Monday, September 14, 2009

traditional homes around old Speightstown

 a traditional chattel house

Barbados was discovered in 1605 by the Portugese,  the north of Barbados was later settled by the Dutch Jews and English in 1625. They  grew tobacco and indigo. They later switched to sugar cane which proved to be more profitable . They needed a large labour force to plant and harvest the sugar cane so they looked to the African Continent. African Slaves were brought in to work the fields. Barbados' ethnic breakdown of population is approximately 94%  of African descent and the remaining 6% is made up of European  and Indian descent.  Many of the traditional houses that were built by the Barbadians of African descent were made of wood, pitch pine that was imported. Many rented the land from the plantation and erected wooden structures that were called Chattel houses. These were built on a temporary foundation of rough stone. Whenever the household had to move,  the house was broken down and transported to the new location. In fact I believe we were the fore runners of   the pre-fabricated homes and didn't know it at the time.  Many house owners started out by buying a Chattel house from someone who has moved up in life and has built a concrete home. Many are being torn down to make way for more modern housing. Today, the Chattel house has been reinvented by many of the local architects and builders. Many of the luxury homes owned by wealthy expats will have a few Chattel houses or cottages on property which they rent out  to guests. Many people who cannot afford a concrete home will build a beautiful  chattel house out of hardwoods. I do plan one day to have a cottage or two on my property.

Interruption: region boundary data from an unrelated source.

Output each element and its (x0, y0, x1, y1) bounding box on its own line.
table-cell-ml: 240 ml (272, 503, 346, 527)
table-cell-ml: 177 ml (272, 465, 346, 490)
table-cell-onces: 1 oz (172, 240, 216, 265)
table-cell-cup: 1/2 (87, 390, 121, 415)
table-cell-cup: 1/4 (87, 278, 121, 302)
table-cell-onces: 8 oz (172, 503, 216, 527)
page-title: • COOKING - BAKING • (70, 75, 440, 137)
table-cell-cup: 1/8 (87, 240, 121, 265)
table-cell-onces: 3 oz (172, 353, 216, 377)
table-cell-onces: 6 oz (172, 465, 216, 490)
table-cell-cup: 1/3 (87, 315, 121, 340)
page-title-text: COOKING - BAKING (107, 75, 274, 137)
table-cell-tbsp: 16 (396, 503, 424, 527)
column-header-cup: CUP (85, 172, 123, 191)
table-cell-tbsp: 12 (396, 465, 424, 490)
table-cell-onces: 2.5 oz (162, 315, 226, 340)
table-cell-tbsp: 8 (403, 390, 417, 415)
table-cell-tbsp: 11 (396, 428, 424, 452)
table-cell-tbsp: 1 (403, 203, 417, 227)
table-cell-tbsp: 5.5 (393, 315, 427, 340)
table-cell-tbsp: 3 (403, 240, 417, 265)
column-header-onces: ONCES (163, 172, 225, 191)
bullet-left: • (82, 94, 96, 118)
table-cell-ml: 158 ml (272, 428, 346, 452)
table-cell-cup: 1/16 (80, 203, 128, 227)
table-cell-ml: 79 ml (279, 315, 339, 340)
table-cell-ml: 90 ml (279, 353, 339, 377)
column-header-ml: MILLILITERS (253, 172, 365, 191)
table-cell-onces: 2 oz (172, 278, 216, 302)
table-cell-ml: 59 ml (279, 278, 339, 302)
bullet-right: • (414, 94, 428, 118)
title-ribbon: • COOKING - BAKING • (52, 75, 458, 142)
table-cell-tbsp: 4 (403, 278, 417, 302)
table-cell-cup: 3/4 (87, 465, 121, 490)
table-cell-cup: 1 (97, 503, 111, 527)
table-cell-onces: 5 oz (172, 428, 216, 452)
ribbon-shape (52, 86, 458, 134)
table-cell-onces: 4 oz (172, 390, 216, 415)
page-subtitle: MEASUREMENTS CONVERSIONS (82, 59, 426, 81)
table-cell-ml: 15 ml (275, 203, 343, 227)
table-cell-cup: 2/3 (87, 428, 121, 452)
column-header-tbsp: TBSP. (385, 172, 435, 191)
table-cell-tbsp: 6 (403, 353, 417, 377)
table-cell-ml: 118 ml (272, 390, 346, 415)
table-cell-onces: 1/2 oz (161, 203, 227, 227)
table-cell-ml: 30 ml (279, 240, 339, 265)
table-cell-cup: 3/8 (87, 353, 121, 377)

  1. How interesting to red a bit of the history of Barbados. Loved the photos of traditional chattel homes. Thanks for sharing. Beautiful!

  2. My father took my and some of my siblings to Barbados in the early 1980s, what i remember of the houses is the lack of overhang of the roofs, he always joked that if rain caught you outside in Barbados there is no place to shelter!

    I love the photos of the older homes!

  3. Kanak and Racquel.....I am afraid in a few years time most of these houses will be knocked down to make way for more modern housing. More people have to acknowledge that we must become the keepers and protectors of our heritage.

  4. Interestingly, even Barbados is so far away from Malaysia, but there are some similarities in the structure of the houses. Malaysians who see the photos you posted may mistakenly thought they are taken somewhere in Malaysia. Especially so when we also have many coconut trees around.